Democrats often claim to have the key to the Lone Star State, which has reliably voted Republican for decades.
A new poll suggests the party, or at least its standard bearers in presidential candidate Kamala Harris and Senate hopeful Colin Allred, may be able to make Texas competitive at the top of the ticket in November.
In the presidential derby, it’s notable that while Donald Trump leads the field by roughly 5 points, it’s not with a majority, as just 49.5% of the 1,365 likely voters polled in the University of Houston-Texas Southern University survey say they’ll vote for him.
That does put the former president ahead of Harris’ 44.6%, with other candidates marginalized, including apparently withdrawing Robert F. Kennedy Jr. (2%) and fewer than 1% each for the Green Party’s Jill Stein and Libertarian Chase Oliver.
Undecided voters make up 2.7% of the sample.
The 4.9-point margin shouldn’t make Republicans breathe easily, especially since the previous administration of the poll showed a 9-point race between Trump and President Biden in Texas. As the old saying goes, objects in the rearview mirror are closer than they may appear.
One factor in Harris’ favor is that her voters say they are more committed than Trump’s, though it is close: 96% of those who say they’ll pick the Democrat describe themselves as certain of their vote choice, 4 points higher than Trump.
Kennedy, Stein and Oliver voters are much more ready to abandon their positions: 61% of RFK diehards don’t expect to change their votes, but that likely will change after Friday. Only 34% of Stein and Oliver voters are fully committed to their choices.
The polling otherwise presents a good-news-bad-news scenario for Trump.
Among the positives: a marginal lead over Harris with Hispanic voters, 47% to 46%.

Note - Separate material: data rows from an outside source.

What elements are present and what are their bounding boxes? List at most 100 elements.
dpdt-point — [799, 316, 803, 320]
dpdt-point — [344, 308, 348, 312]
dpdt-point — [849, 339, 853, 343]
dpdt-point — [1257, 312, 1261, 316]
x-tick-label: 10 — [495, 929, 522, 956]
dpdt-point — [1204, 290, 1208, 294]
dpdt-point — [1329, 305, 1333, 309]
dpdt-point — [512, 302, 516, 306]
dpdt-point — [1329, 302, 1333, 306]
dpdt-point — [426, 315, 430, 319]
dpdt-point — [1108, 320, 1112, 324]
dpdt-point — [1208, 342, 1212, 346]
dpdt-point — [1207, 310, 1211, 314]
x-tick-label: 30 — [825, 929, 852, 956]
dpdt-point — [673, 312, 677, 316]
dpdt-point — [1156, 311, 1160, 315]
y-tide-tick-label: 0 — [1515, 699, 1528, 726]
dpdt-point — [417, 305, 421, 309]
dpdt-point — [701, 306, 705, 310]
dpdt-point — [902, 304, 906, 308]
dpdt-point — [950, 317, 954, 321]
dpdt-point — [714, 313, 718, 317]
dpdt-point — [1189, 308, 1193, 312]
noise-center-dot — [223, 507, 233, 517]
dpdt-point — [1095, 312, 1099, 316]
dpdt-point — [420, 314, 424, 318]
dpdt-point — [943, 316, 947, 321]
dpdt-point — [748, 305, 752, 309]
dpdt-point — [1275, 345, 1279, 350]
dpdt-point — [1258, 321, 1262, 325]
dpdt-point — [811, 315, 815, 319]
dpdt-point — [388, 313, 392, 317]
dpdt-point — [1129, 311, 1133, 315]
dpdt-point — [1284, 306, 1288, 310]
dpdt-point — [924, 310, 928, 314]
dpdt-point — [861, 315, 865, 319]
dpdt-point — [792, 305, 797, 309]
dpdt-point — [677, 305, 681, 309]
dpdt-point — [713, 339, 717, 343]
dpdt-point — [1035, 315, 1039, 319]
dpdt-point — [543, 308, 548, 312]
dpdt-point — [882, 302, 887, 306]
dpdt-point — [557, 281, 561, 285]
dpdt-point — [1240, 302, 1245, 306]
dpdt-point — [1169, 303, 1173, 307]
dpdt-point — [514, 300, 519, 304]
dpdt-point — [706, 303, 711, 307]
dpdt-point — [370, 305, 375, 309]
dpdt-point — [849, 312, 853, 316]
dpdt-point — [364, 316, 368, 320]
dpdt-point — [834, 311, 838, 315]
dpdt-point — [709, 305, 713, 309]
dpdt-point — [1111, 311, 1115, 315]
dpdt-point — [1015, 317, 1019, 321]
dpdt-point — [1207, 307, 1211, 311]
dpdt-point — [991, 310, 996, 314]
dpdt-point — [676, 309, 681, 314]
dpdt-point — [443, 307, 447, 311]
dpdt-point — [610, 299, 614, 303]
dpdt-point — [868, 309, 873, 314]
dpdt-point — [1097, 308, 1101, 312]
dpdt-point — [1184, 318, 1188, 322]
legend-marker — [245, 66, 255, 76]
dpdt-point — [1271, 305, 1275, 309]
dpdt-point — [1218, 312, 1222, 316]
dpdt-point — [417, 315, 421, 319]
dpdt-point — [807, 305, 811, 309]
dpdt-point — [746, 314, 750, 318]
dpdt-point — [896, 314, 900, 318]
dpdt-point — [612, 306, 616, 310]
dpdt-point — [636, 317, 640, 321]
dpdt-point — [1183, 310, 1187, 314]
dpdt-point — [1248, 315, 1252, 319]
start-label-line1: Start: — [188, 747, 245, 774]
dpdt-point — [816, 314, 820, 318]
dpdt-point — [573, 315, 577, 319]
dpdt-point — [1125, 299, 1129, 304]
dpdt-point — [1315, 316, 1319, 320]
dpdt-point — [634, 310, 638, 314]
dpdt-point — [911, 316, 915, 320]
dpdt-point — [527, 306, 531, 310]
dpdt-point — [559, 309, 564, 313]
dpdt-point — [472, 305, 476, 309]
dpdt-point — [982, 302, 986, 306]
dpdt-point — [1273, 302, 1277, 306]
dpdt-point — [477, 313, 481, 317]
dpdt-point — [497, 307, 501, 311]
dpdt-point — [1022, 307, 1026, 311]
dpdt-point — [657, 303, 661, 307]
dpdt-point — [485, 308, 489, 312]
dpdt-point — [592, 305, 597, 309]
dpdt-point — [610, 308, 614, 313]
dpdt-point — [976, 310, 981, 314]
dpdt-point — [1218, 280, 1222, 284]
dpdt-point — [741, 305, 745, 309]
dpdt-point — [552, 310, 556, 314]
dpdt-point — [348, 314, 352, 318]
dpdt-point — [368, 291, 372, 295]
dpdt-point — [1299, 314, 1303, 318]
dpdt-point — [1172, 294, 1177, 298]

Trump also dominates Harris with male voters as is the case in most polls, with a 56% to 38% lead here (up 4 points from the previous poll with Biden as his opponent). This advantage is slightly offset by Harris’ 50% to 44% lead with women voters, with her up 8 from Biden’s level with the same cohort.
In another favorable sign, Trump more than holds his own with independent voters here, leading Harris 41% to 39%. Both candidates exceed 90% support in their respective political parties, and as long as Trump wins the battle of the unaligned voters, he’s likely in good shape in November.
But younger voters who wavered from the Democratic column seem to be coming home. Harris leads Trump 55% to 38% with Gen Z voters, who were born in 1997 and after. Back in June, Trump actually led Biden 42% to 39% with the same cohort.
Harris also takes a majority of millennial voters, 51% to 43% for Trump.
Finally, the pollsters note, “Harris’s vote intention compared to Biden’s in June increased by 21 percentage points among Independents (18% to 39%), by seven percentage points among those who voted for Biden in 2020 (84% to 91%) and by 13 percentage points among those 2024 likely voters who did not cast a ballot in the 2020 presidential election (38% to 51%).”
Yet even as Trump seems like he’s still weathering the storm in Texas, Ted Cruz supporters have more reasons for concern. Though Cruz leads with 46.6% compared with 44.5% for Democrat Colin Allred and 2.5% for Libertarian Ted Brown, with 6.4% undecided, trouble brews in the crosstabs.
One major issue for Cruz is that Democrats and Harris supporters are more committed to his opponent than Republicans and Trumpers are to him. Allred takes 93% inside his own party, with Cruz garnering 88% of GOP voters.
Only 88% of Trump supporters back Cruz, with 90% of Harris backers behind Allred. And 50% of Kennedy supporters and 60% of those backing Stein and Oliver say the same about the Democratic nominee.
The senator is barely above water in terms of overall favorability (49% to 48%), while former NFL player Allred enjoys a better split (48% to 37%).